In 1952, Durham landed a contract with the union. The organization needed a writer who could translate studies, conducted by Fisk University scholars, about the UPWA’s antidiscrimination activities into a digestible brochure for the rank and file.

Durham eventually produced a twenty-one-page brochure titled Action against Jim Crow: UPWA’s Fight for Equal Rights. The brochure married photos of union members with Durham’s attention-grabbing writing:

At daybreak on November 30, 1950, a young Negro mother left her three children with their grandmother and hurried out into the cold Chicago dawn to catch a street-car.

She was Mrs. Pauline Wilson and she needed a job.

She was an experienced packinghouse worker and she knew they were hiring at Swift and Company.

Swift—like the Wilson, Armour, and Cudahy companies—operated America’s largest meat processing plants. Durham went on to write:

At 7 a.m. [Mrs. Wilson] was rushing unnoticed down the crowded, cobblestone streets of the world’s biggest packing center, and at 7:30 a.m. she was inside the employment office of the biggest packer.

It was the third anxious morning she had raced to be among the first to apply.

“Oh-h-h-h you’re just a little bit too late,” one of the clerks shook a sad head. “We’re not hiring anymore women. Just men.”

Durham then introduced Ruth Merson, a white job seeker who rushed down the same cobblestone streets to the same company on that same November morning. Yet Merson was directed to a back office and hired with every other white woman who applied that day.

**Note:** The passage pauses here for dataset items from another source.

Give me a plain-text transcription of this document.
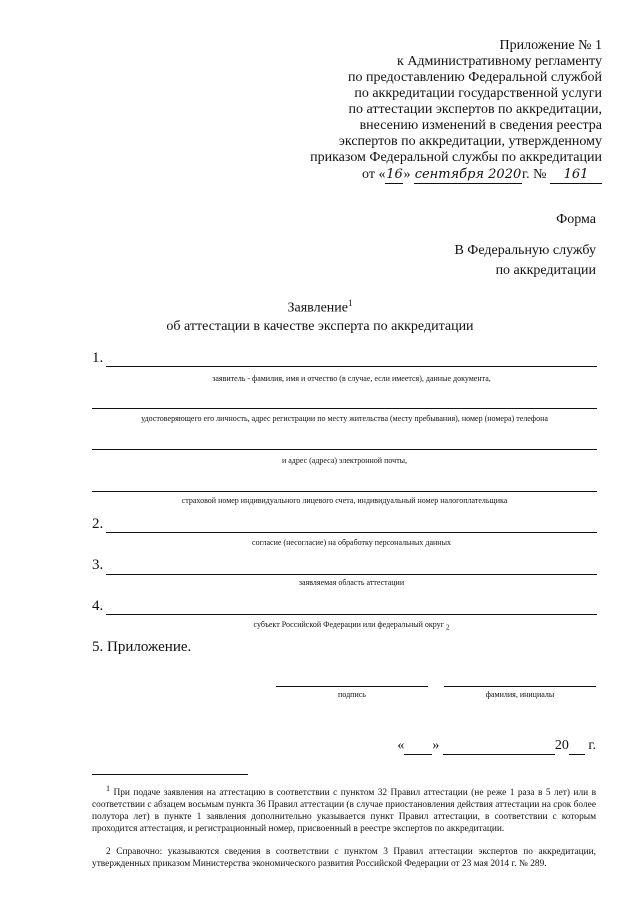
Приложение № 1
к Административному регламенту
по предоставлению Федеральной службой
по аккредитации государственной услуги
по аттестации экспертов по аккредитации,
внесению изменений в сведения реестра
экспертов по аккредитации, утвержденному
приказом Федеральной службы по аккредитации
от «16» сентября 2020г. № 161
Форма
В Федеральную службу
по аккредитации
Заявление$^1$
об аттестации в качестве эксперта по аккредитации
1.
заявитель - фамилия, имя и отчество (в случае, если имеется), данные документа,
удостоверяющего его личность, адрес регистрации по месту жительства (месту пребывания), номер (номера) телефона
и адрес (адреса) электронной почты,
страховой номер индивидуального лицевого счета, индивидуальный номер налогоплательщика
2.
согласие (несогласие) на обработку персональных данных
3.
заявляемая область аттестации
4.
субъект Российской Федерации или федеральный округ $_2$
5. Приложение.
подпись	фамилия, инициалы
« »	20 г.
$^1$ При подаче заявления на аттестацию в соответствии с пунктом 32 Правил аттестации (не реже 1 раза в 5 лет) или в соответствии с абзацем восьмым пункта 36 Правил аттестации (в случае приостановления действия аттестации на срок более полутора лет) в пункте 1 заявления дополнительно указывается пункт Правил аттестации, в соответствии с которым проходится аттестация, и регистрационный номер, присвоенный в реестре экспертов по аккредитации.
2 Справочно: указываются сведения в соответствии с пунктом 3 Правил аттестации экспертов по аккредитации, утвержденных приказом Министерства экономического развития Российской Федерации от 23 мая 2014 г. № 289.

Swift foreman Bill Cummings encouraged Merson to send her friends because he thought she “looked like a good worker.” Durham conceded, “He was right. She was even better than he thought. He had hired a field representative of UPWA on assignment for its Anti-Discrimination Department, a symbol of the Negro and white unity which has made the UPWA-CIO, the most important packinghouse union in the world.”

An arbitrator eventually ruled that Mrs. Wilson and twelve other black women “were entitled to reach into Mr. Swift’s pockets for $2,600 in back pay,” Durham wrote. Additionally, Swift had to hire those women with a year’s worth of seniority.

Richard Durham continued working with the UPWA, helping the union organize its workers to support various civil rights struggles – including Dr. Martin Luther King Jr. and the Montgomery Bus Boycott.

So whatever work you are passionate about and engaged in, have a productive month!